Catania-type acrofacial dysostosis (AFDC) is a very rare genetic disease characterized by mild intrauterine growth retardation (smaller than average size due to delayed growth in the womb), short stature, microcephaly (small head), having a widow’s peak, tooth decay, changes in the development of the head and face (mandibulofacial dysostosis), limb length defects, and short and webbed fingers and toes. Other symptoms may include a type of hand crease ( called the “simian” crease), having hernias, and undescended testes or an abnormally formed penis in males.
Although AFDC is thought to be a genetic disease, we do not currently know what genes and genetic mutations specifically cause the condition. A genetic disease is caused by a mutated gene; furthermore, a gene is made up of DNA passed from parent to child that helps creates proteins responsible for normal bodily/cellular processes. Though not known, it is theorized that AFDC is passed down through autosomal dominant inheritance, which is when only one parent needs the genetic mutation for offspring to have a chance of getting the disease.
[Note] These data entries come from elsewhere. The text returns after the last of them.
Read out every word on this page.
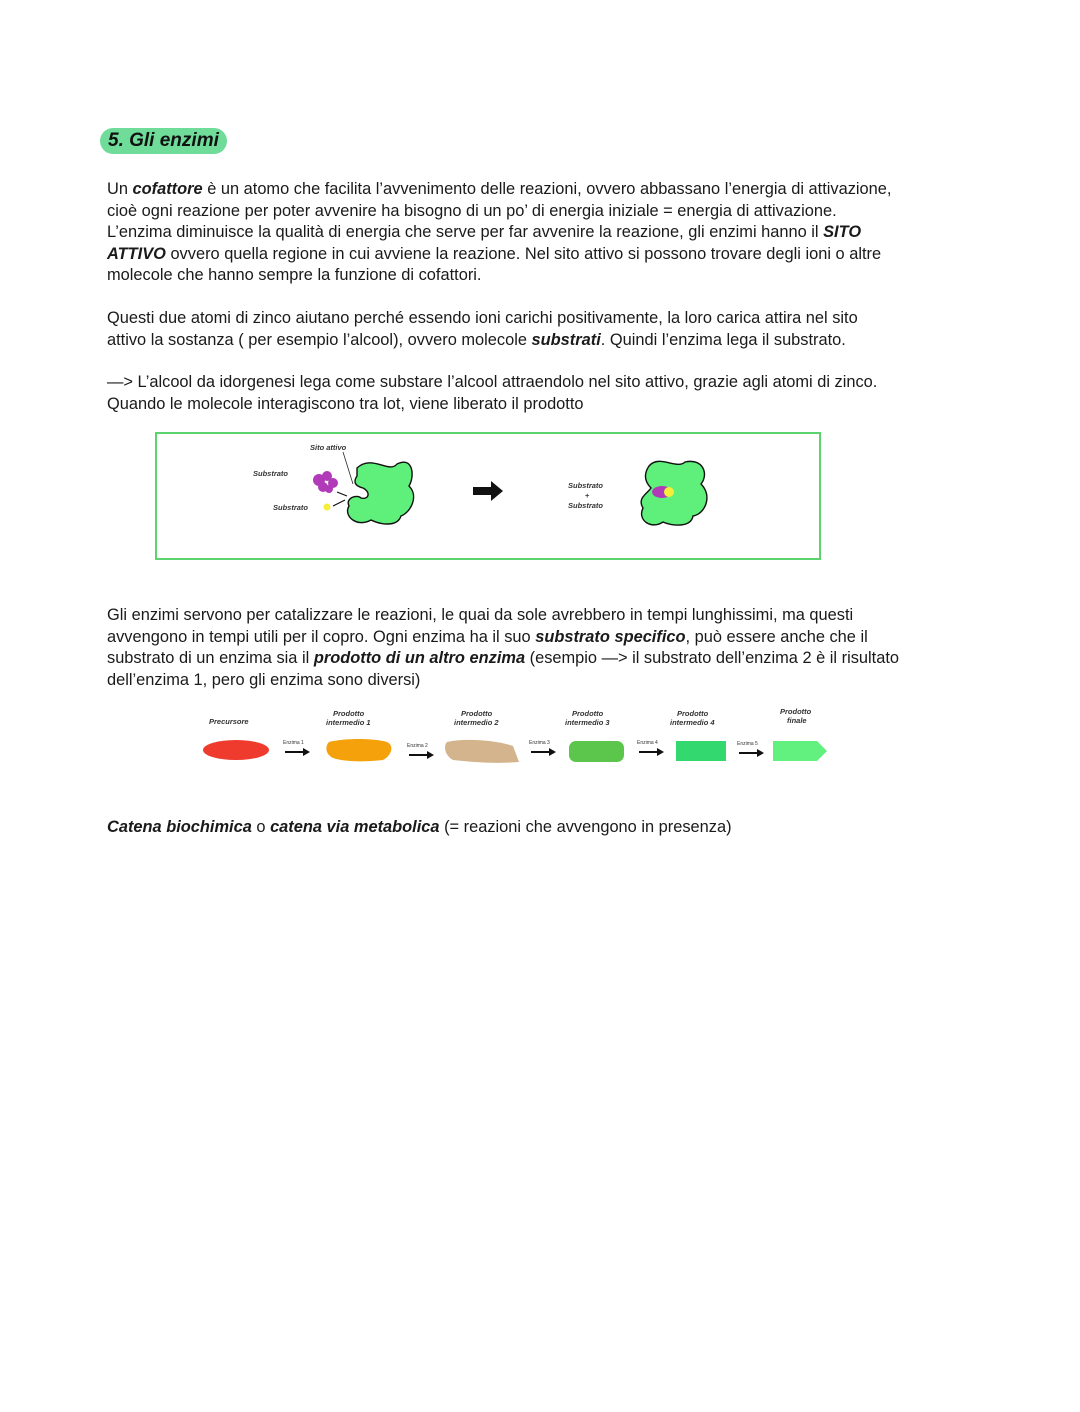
5. Gli enzimi

Un cofattore è un atomo che facilita l’avvenimento delle reazioni, ovvero abbassano l’energia di attivazione,
cioè ogni reazione per poter avvenire ha bisogno di un po’ di energia iniziale = energia di attivazione.
L’enzima diminuisce la qualità di energia che serve per far avvenire la reazione, gli enzimi hanno il SITO
ATTIVO ovvero quella regione in cui avviene la reazione. Nel sito attivo si possono trovare degli ioni o altre
molecole che hanno sempre la funzione di cofattori.

Questi due atomi di zinco aiutano perché essendo ioni carichi positivamente, la loro carica attira nel sito
attivo la sostanza ( per esempio l’alcool), ovvero molecole substrati. Quindi l’enzima lega il substrato.

—> L’alcool da idorgenesi lega come substare l’alcool attraendolo nel sito attivo, grazie agli atomi di zinco.
Quando le molecole interagiscono tra lot, viene liberato il prodotto

Sito attivo
Substrato
Substrato
Substrato
+
Substrato

Gli enzimi servono per catalizzare le reazioni, le quai da sole avrebbero in tempi lunghissimi, ma questi
avvengono in tempi utili per il copro. Ogni enzima ha il suo substrato specifico, può essere anche che il
substrato di un enzima sia il prodotto di un altro enzima (esempio —> il substrato dell’enzima 2 è il risultato
dell’enzima 1, pero gli enzima sono diversi)

Precursore
Prodotto
intermedio 1
Prodotto
intermedio 2
Prodotto
intermedio 3
Prodotto
intermedio 4
Prodotto
finale
Enzima 1	Enzima 2	Enzima 3	Enzima 4	Enzima 5

Catena biochimica o catena via metabolica (= reazioni che avvengono in presenza)
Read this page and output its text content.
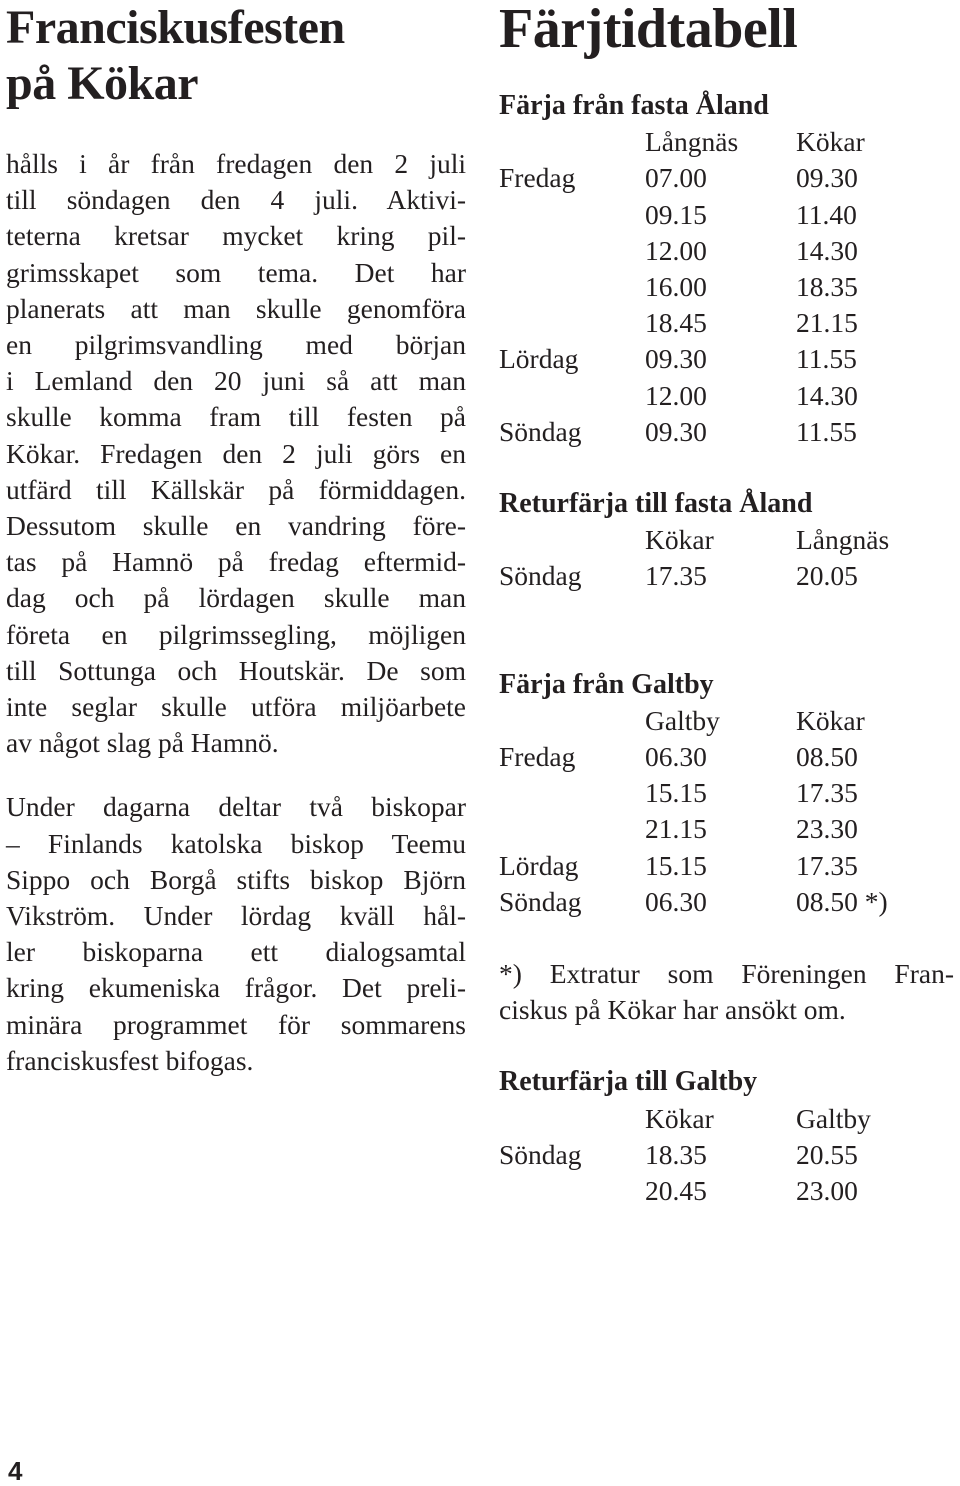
Franciskusfesten
på Kökar

hålls i år från fredagen den 2 juli
till söndagen den 4 juli. Aktivi-
teterna kretsar mycket kring pil-
grimsskapet som tema. Det har
planerats att man skulle genomföra
en pilgrimsvandling med början
i Lemland den 20 juni så att man
skulle komma fram till festen på
Kökar. Fredagen den 2 juli görs en
utfärd till Källskär på förmiddagen.
Dessutom skulle en vandring före-
tas på Hamnö på fredag eftermid-
dag och på lördagen skulle man
företa en pilgrimssegling, möjligen
till Sottunga och Houtskär. De som
inte seglar skulle utföra miljöarbete
av något slag på Hamnö.

Under dagarna deltar två biskopar
– Finlands katolska biskop Teemu
Sippo och Borgå stifts biskop Björn
Vikström. Under lördag kväll hål-
ler biskoparna ett dialogsamtal
kring ekumeniska frågor. Det preli-
minära programmet för sommarens
franciskusfest bifogas.

Färjtidtabell
Färja från fasta Åland

Långnäs	Kökar
Fredag	07.00	09.30

09.15	11.40

12.00	14.30

16.00	18.35

18.45	21.15
Lördag	09.30	11.55

12.00	14.30
Söndag	09.30	11.55
Returfärja till fasta Åland

Kökar	Långnäs
Söndag	17.35	20.05
Färja från Galtby

Galtby	Kökar
Fredag	06.30	08.50

15.15	17.35

21.15	23.30
Lördag	15.15	17.35
Söndag	06.30	08.50 *)

*) Extratur som Föreningen Fran-
ciskus på Kökar har ansökt om.

Returfärja till Galtby

Kökar	Galtby
Söndag	18.35	20.55

20.45	23.00
4
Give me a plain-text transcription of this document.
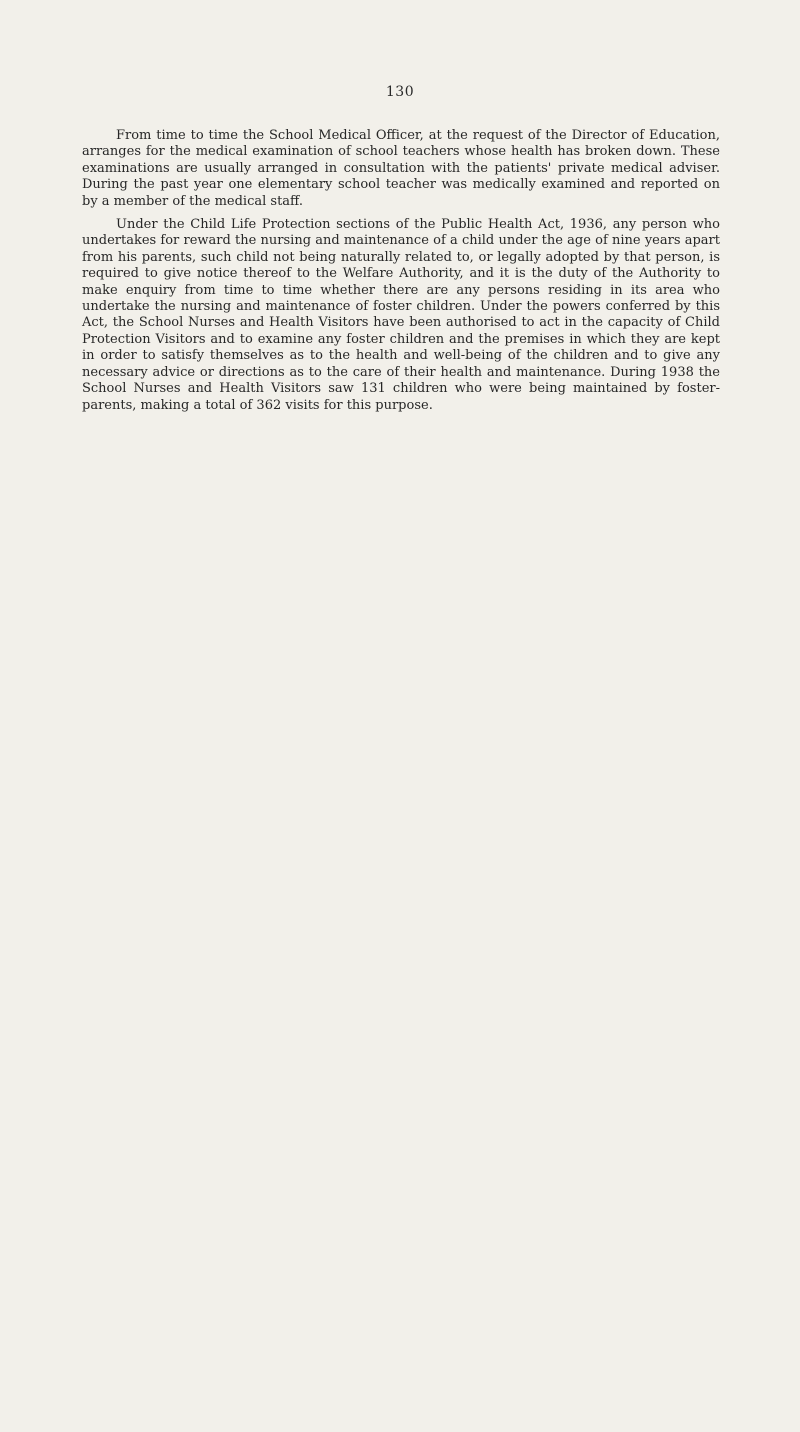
130

From time to time the School Medical Officer, at the request of the Director of Education, arranges for the medical examination of school teachers whose health has broken down. These examinations are usually arranged in consultation with the patients' private medical adviser. During the past year one elementary school teacher was medically examined and reported on by a member of the medical staff.

Under the Child Life Protection sections of the Public Health Act, 1936, any person who undertakes for reward the nursing and maintenance of a child under the age of nine years apart from his parents, such child not being naturally related to, or legally adopted by that person, is required to give notice thereof to the Welfare Authority, and it is the duty of the Authority to make enquiry from time to time whether there are any persons residing in its area who undertake the nursing and maintenance of foster children. Under the powers conferred by this Act, the School Nurses and Health Visitors have been authorised to act in the capacity of Child Protection Visitors and to examine any foster children and the premises in which they are kept in order to satisfy themselves as to the health and well-being of the children and to give any necessary advice or directions as to the care of their health and maintenance. During 1938 the School Nurses and Health Visitors saw 131 children who were being maintained by foster-parents, making a total of 362 visits for this purpose.
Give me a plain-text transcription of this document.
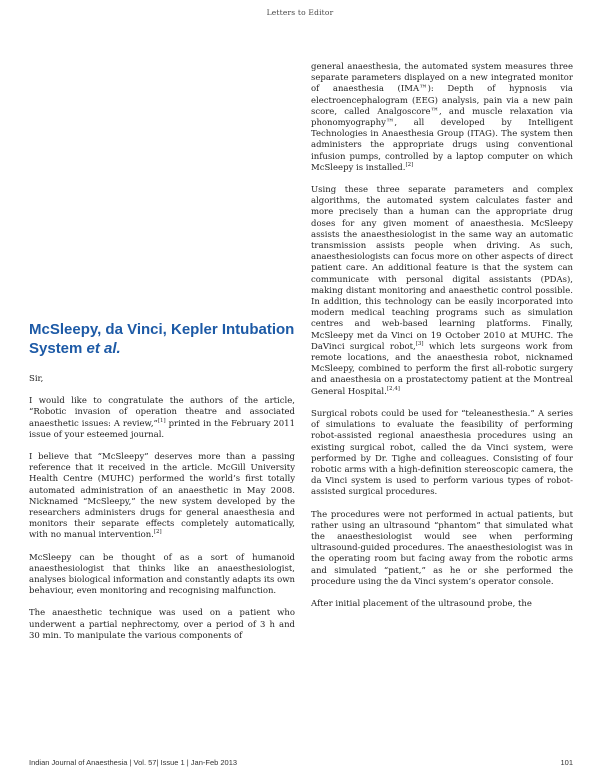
Letters to Editor
McSleepy, da Vinci, Kepler Intubation System et al.

Sir,

I would like to congratulate the authors of the article, “Robotic invasion of operation theatre and associated anaesthetic issues: A review,”[1] printed in the February 2011 issue of your esteemed journal.

I believe that “McSleepy” deserves more than a passing reference that it received in the article. McGill University Health Centre (MUHC) performed the world’s first totally automated administration of an anaesthetic in May 2008. Nicknamed “McSleepy,” the new system developed by the researchers administers drugs for general anaesthesia and monitors their separate effects completely automatically, with no manual intervention.[2]

McSleepy can be thought of as a sort of humanoid anaesthesiologist that thinks like an anaesthesiologist, analyses biological information and constantly adapts its own behaviour, even monitoring and recognising malfunction.

The anaesthetic technique was used on a patient who underwent a partial nephrectomy, over a period of 3 h and 30 min. To manipulate the various components of

general anaesthesia, the automated system measures three separate parameters displayed on a new integrated monitor of anaesthesia (IMA™): Depth of hypnosis via electroencephalogram (EEG) analysis, pain via a new pain score, called Analgoscore™, and muscle relaxation via phonomyography™, all developed by Intelligent Technologies in Anaesthesia Group (ITAG). The system then administers the appropriate drugs using conventional infusion pumps, controlled by a laptop computer on which McSleepy is installed.[2]

Using these three separate parameters and complex algorithms, the automated system calculates faster and more precisely than a human can the appropriate drug doses for any given moment of anaesthesia. McSleepy assists the anaesthesiologist in the same way an automatic transmission assists people when driving. As such, anaesthesiologists can focus more on other aspects of direct patient care. An additional feature is that the system can communicate with personal digital assistants (PDAs), making distant monitoring and anaesthetic control possible. In addition, this technology can be easily incorporated into modern medical teaching programs such as simulation centres and web-based learning platforms. Finally, McSleepy met da Vinci on 19 October 2010 at MUHC. The DaVinci surgical robot,[3] which lets surgeons work from remote locations, and the anaesthesia robot, nicknamed McSleepy, combined to perform the first all-robotic surgery and anaesthesia on a prostatectomy patient at the Montreal General Hospital.[2,4]

Surgical robots could be used for “teleanesthesia.” A series of simulations to evaluate the feasibility of performing robot-assisted regional anaesthesia procedures using an existing surgical robot, called the da Vinci system, were performed by Dr. Tighe and colleagues. Consisting of four robotic arms with a high-definition stereoscopic camera, the da Vinci system is used to perform various types of robot-assisted surgical procedures.

The procedures were not performed in actual patients, but rather using an ultrasound “phantom” that simulated what the anaesthesiologist would see when performing ultrasound-guided procedures. The anaesthesiologist was in the operating room but facing away from the robotic arms and simulated “patient,” as he or she performed the procedure using the da Vinci system’s operator console.

After initial placement of the ultrasound probe, the

Indian Journal of Anaesthesia | Vol. 57| Issue 1 | Jan-Feb 2013	101
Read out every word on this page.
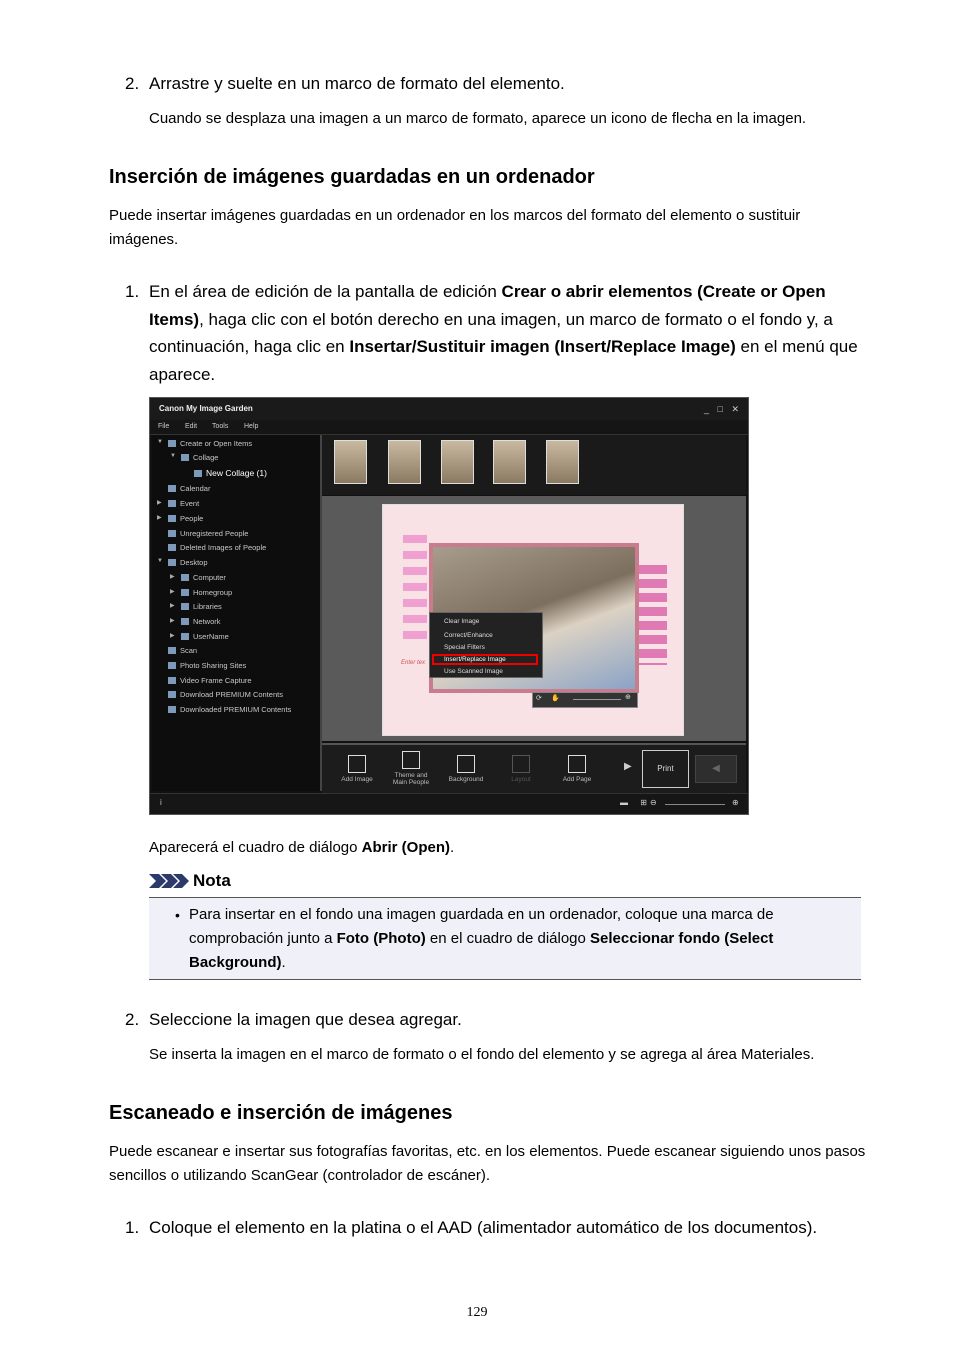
2. Arrastre y suelte en un marco de formato del elemento.
Cuando se desplaza una imagen a un marco de formato, aparece un icono de flecha en la imagen.
Inserción de imágenes guardadas en un ordenador
Puede insertar imágenes guardadas en un ordenador en los marcos del formato del elemento o sustituir imágenes.
1. En el área de edición de la pantalla de edición Crear o abrir elementos (Create or Open Items), haga clic con el botón derecho en una imagen, un marco de formato o el fondo y, a continuación, haga clic en Insertar/Sustituir imagen (Insert/Replace Image) en el menú que aparece.
Canon My Image Garden	_ □ ✕
File Edit Tools Help
▼ Create or Open Items
▼ Collage
New Collage (1)
Calendar
▶ Event
▶ People
Unregistered People
Deleted Images of People
▼ Desktop
▶ Computer
▶ Homegroup
▶ Libraries
▶ Network
▶ UserName
Scan
Photo Sharing Sites
Video Frame Capture
Download PREMIUM Contents
Downloaded PREMIUM Contents
Enter tex
Clear Image
Correct/Enhance
Special Filters
Insert/Replace Image
Use Scanned Image
⟳ ✋	⊕
Add Image
Theme and Main People	Background	Layout	Add Page
▶	Print	◀
i	▬ ⊞
⊖	⊕
Aparecerá el cuadro de diálogo Abrir (Open).
Nota
• Para insertar en el fondo una imagen guardada en un ordenador, coloque una marca de comprobación junto a Foto (Photo) en el cuadro de diálogo Seleccionar fondo (Select Background).
2. Seleccione la imagen que desea agregar.
Se inserta la imagen en el marco de formato o el fondo del elemento y se agrega al área Materiales.
Escaneado e inserción de imágenes
Puede escanear e insertar sus fotografías favoritas, etc. en los elementos. Puede escanear siguiendo unos pasos sencillos o utilizando ScanGear (controlador de escáner).
1. Coloque el elemento en la platina o el AAD (alimentador automático de los documentos).
129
Diagnosis of AFDC usually occurs through a thorough physical examination and a family health history evaluation. There is currently no treatment for AFDC; however, symptoms may be treated/managed individually. Surgery may be an option for male genital abnormalities and webbed fingers/toes. Regular dental treatments may help improve teeth health.
If you or a family member have been diagnosed with AFDC, speak with your doctor about the most current treatment options. Support groups may also be available for further resources and information.